I mentioned in my earlier entry that I’ve seldom felt the sacred inside a building. It’s happened a few times, usually around Christmas. The church mom attends, and where my name still is registered as a member, is a beautiful, old building. It has the stone, the windows, the organ, everything you’d expect from a sanctuary. But, it doesn’t “move” me.
I’ve never visited one of the old European Cathedrals. And I’ll be honest. If I did, I’m not sure if my sense of wonder would be spiritual or sheer amazement over what determined craftsmen could create with T square, plumb line, hammers, chisels, and time.
Perhaps it’s because I’m not the most social person on the planet. And neither side of my family is exactly noted for reaching out socially. And I think I got a double dose from both sides. (rueful shrug) More than a few of my relatives have not only marched to a different drummer, they never made it to the parade.
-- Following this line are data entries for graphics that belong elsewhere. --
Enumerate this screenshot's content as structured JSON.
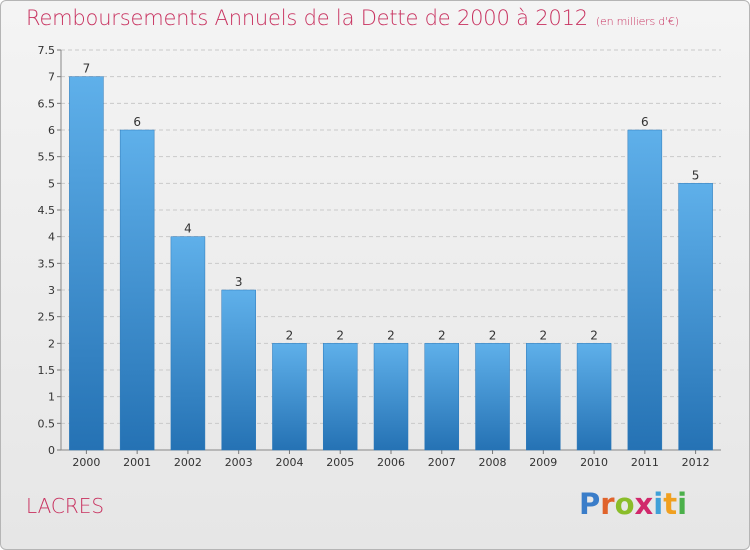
{
  "title": "Remboursements Annuels de la Dette de 2000 à 2012",
  "subtitle": "(en milliers d'€)",
  "commune": "LACRES",
  "logo": {
    "text": "Proxiti",
    "letter_colors": [
      "#3a7dc9",
      "#e0632b",
      "#8abd2a",
      "#d1286b",
      "#3fa0d8",
      "#f0a020",
      "#4bb04a"
    ]
  },
  "colors": {
    "title": "#c8315f",
    "bar_top": "#5fb0ea",
    "bar_bottom": "#2572b4",
    "grid": "#c9c9c9",
    "axis_text": "#333333"
  },
  "chart_data": {
    "type": "bar",
    "title": "Remboursements Annuels de la Dette de 2000 à 2012",
    "subtitle": "(en milliers d'€)",
    "categories": [
      "2000",
      "2001",
      "2002",
      "2003",
      "2004",
      "2005",
      "2006",
      "2007",
      "2008",
      "2009",
      "2010",
      "2011",
      "2012"
    ],
    "values": [
      7,
      6,
      4,
      3,
      2,
      2,
      2,
      2,
      2,
      2,
      2,
      6,
      5
    ],
    "data_labels": [
      "7",
      "6",
      "4",
      "3",
      "2",
      "2",
      "2",
      "2",
      "2",
      "2",
      "2",
      "6",
      "5"
    ],
    "ylim": [
      0,
      7.5
    ],
    "yticks": [
      "0",
      "0.5",
      "1",
      "1.5",
      "2",
      "2.5",
      "3",
      "3.5",
      "4",
      "4.5",
      "5",
      "5.5",
      "6",
      "6.5",
      "7",
      "7.5"
    ],
    "grid": true,
    "legend": "none"
  }
}
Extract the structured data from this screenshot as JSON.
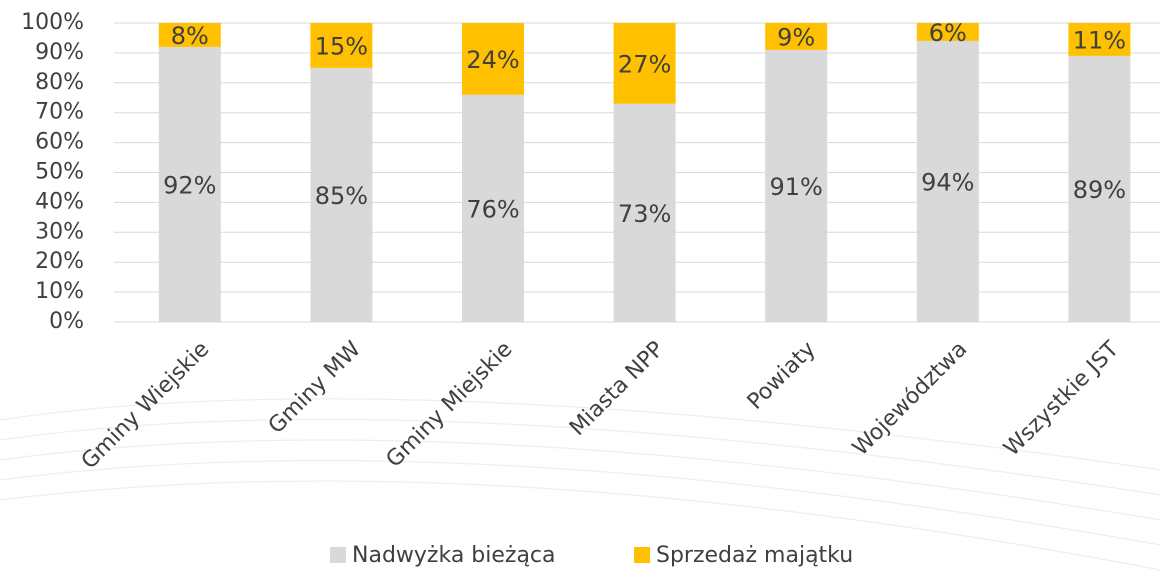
{
  "chart_data": {
    "type": "stacked_bar",
    "categories": [
      "Gminy Wiejskie",
      "Gminy MW",
      "Gminy Miejskie",
      "Miasta NPP",
      "Powiaty",
      "Województwa",
      "Wszystkie JST"
    ],
    "series": [
      {
        "name": "Nadwyżka bieżąca",
        "color": "#d9d9d9",
        "values": [
          92,
          85,
          76,
          73,
          91,
          94,
          89
        ],
        "value_labels": [
          "92%",
          "85%",
          "76%",
          "73%",
          "91%",
          "94%",
          "89%"
        ]
      },
      {
        "name": "Sprzedaż majątku",
        "color": "#ffc000",
        "values": [
          8,
          15,
          24,
          27,
          9,
          6,
          11
        ],
        "value_labels": [
          "8%",
          "15%",
          "24%",
          "27%",
          "9%",
          "6%",
          "11%"
        ]
      }
    ],
    "ylim": [
      0,
      100
    ],
    "yticks": [
      {
        "value": 0,
        "label": "0%"
      },
      {
        "value": 10,
        "label": "10%"
      },
      {
        "value": 20,
        "label": "20%"
      },
      {
        "value": 30,
        "label": "30%"
      },
      {
        "value": 40,
        "label": "40%"
      },
      {
        "value": 50,
        "label": "50%"
      },
      {
        "value": 60,
        "label": "60%"
      },
      {
        "value": 70,
        "label": "70%"
      },
      {
        "value": 80,
        "label": "80%"
      },
      {
        "value": 90,
        "label": "90%"
      },
      {
        "value": 100,
        "label": "100%"
      }
    ],
    "grid": true,
    "legend": "bottom"
  }
}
The church started as the people. Where ever the believers were, that was where the church could be found. Buildings were a place of shelter, a place where the church could meet, share food and fellowship. Somehow the definition changed. The church became the building and being physically present proved you were a loyal member. And somehow, not reliably planting your seat in a pew at the defined times proved that you weren’t.
There was a period starting during the great, near forced conversions in Western Europe, up until the early 1800’s in some places where you came to church or paid a fine, or worse. It was the late 1600’s before a head of the house could hold a prayer meeting in his own house without the local sheriff making an appearance. And teachings that were meant to liberate the soul became tools to enslave not only our bodies, but our spirits.
The Puritans in New England certainly required attendance. You came or you better have a good reason for not being there. It wasn’t enough to believe, you had to be seen to believe. And Who was it Who said that it was better to pray in private than on the street corners?
I was raised too good a Protestant to believe that any mortal can stand between my soul and the source of Creation. And perhaps, inadvertently, too good a heretic to believe that there is only one path to that source. And perhaps, I find as much joy in the journey as in the destination. May be life is a series of destinations. You no sooner reach one that you realize it's a way station and there's another one just over the horizon.
Tonight is the eve of Lughnasa. The beginning of Celtic Autumn. The season of the harvest, of gathering in, of preparation for the dark time of the year. But, even as the days grow shorter and the time of cold and want comes for many, we know the light will return. It’s a promise, you see.